Rollman was got a diagnosis of Muscular Dystrophy at the age of five. It was around 2018, however, that he found his passion for hunting after losing mobility in his legs, which landed him in a wheelchair.

This past October in Wyoming, Rollman took down his first buck, “Handlebars” — a buck who had evaded hunters for three years. Everyone who was present at the time agrees it was a memorable moment.

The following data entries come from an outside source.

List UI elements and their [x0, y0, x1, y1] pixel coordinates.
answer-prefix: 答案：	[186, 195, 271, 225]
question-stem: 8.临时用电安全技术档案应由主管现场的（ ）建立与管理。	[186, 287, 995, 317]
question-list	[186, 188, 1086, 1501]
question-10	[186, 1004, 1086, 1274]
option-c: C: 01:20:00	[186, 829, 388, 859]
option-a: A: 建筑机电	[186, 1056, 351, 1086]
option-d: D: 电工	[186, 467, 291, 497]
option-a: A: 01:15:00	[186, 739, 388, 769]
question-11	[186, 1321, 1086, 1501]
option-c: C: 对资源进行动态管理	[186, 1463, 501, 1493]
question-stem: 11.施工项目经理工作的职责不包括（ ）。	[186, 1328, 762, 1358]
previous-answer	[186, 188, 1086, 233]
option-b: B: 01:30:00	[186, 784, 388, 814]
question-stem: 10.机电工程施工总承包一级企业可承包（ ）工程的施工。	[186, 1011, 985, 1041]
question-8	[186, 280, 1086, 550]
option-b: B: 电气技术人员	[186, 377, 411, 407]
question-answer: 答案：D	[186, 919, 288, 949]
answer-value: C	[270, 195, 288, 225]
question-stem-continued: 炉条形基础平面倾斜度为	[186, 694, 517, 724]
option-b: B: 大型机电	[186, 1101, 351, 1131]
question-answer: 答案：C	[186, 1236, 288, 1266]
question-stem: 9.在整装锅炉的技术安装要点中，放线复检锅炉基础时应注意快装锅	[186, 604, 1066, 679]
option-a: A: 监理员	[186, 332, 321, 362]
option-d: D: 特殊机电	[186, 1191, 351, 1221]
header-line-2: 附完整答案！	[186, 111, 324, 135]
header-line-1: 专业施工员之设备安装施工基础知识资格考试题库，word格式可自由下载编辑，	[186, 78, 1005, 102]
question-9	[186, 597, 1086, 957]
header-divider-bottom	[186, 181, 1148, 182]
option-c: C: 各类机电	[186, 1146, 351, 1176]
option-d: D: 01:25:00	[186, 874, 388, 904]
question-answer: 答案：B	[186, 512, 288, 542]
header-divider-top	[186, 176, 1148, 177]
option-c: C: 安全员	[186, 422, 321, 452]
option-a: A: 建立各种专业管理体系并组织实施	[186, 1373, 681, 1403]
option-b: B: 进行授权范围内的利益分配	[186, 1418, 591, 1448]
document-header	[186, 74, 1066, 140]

“I just kept hoping and hoping and I finally got him and I was really excited,” the 14-year-old said. Wyatt says next on his hunting bucket list is a bear and a moose.

A Memorable Hunt

One of the key organizers of the event said that it was one of the most memorable hunts he’d ever been on and he “didn’t even bring a gun.”

“You got nine people watching you shoot just to put a little extra pressure on him and it was one of the best hunts probably the best hunt I’d ever been on and I didn’t even take a gun,” Vice President of nonprofit On the Water Inc. Jeff Whillock said.

Furthermore, another volunteer explained some of the behind-the scenes of how the whole thing came together.

“We actually knew each other like in a circle ya know? I’ve been doing Prairie Grit Hunts, I had met Jeff cause he’d been working with Wyatt and I knew the folks from Veteran’s Help Foundation. Jeff also knew the folks from Veteran’s Help Foundation so somehow it all came together,” volunteer DJ Randolph said.

Randolph added, “That was a pretty amazing experience, and as Jeff had said earlier, there were nine adults out in the field, and everyone was crying and shaking hands and congratulating each other it’s one of those things you’ll never forget.”

Coronavirus Postpones National Trials for Wyatt Rollman

Before taking down his first buck, Wyatt Rollman got an invite earlier this year to try precision air rifle shooting while taking a Hunter Education class at MRPC. Rollman was taking the class as a pre-requisite to hunting opportunities offered by Prairie Grit and Outdoor Adventures.

“He went on Saturday morning and fell in love with it,” said his mom, Karen Rollman. “He had great support and a great group of people at the club.”

Rollman was without a doubt a quick learner. It’s especially remarkable that he does his shooting from a wheelchair. He was accepting of all his coaching and was sure to pay close attention to what his instructors were telling him.

“They are all real nice to me but also hard on me to get better and better at it,” said Wyatt. “Really, it is pretty easy to take instructions.”

A big part of his improvement, he says, was learning how to concentrate. 

“Really hard and focus on shooting, not other things,” Rollman explained. “Now I just take my time and have the best grip on everything. I was always squeezing everything too hard.”

The attention to detail paid off with an invite to the Paralympics trials. However, the trials saw a postponement following the outbreak of the coronavirus.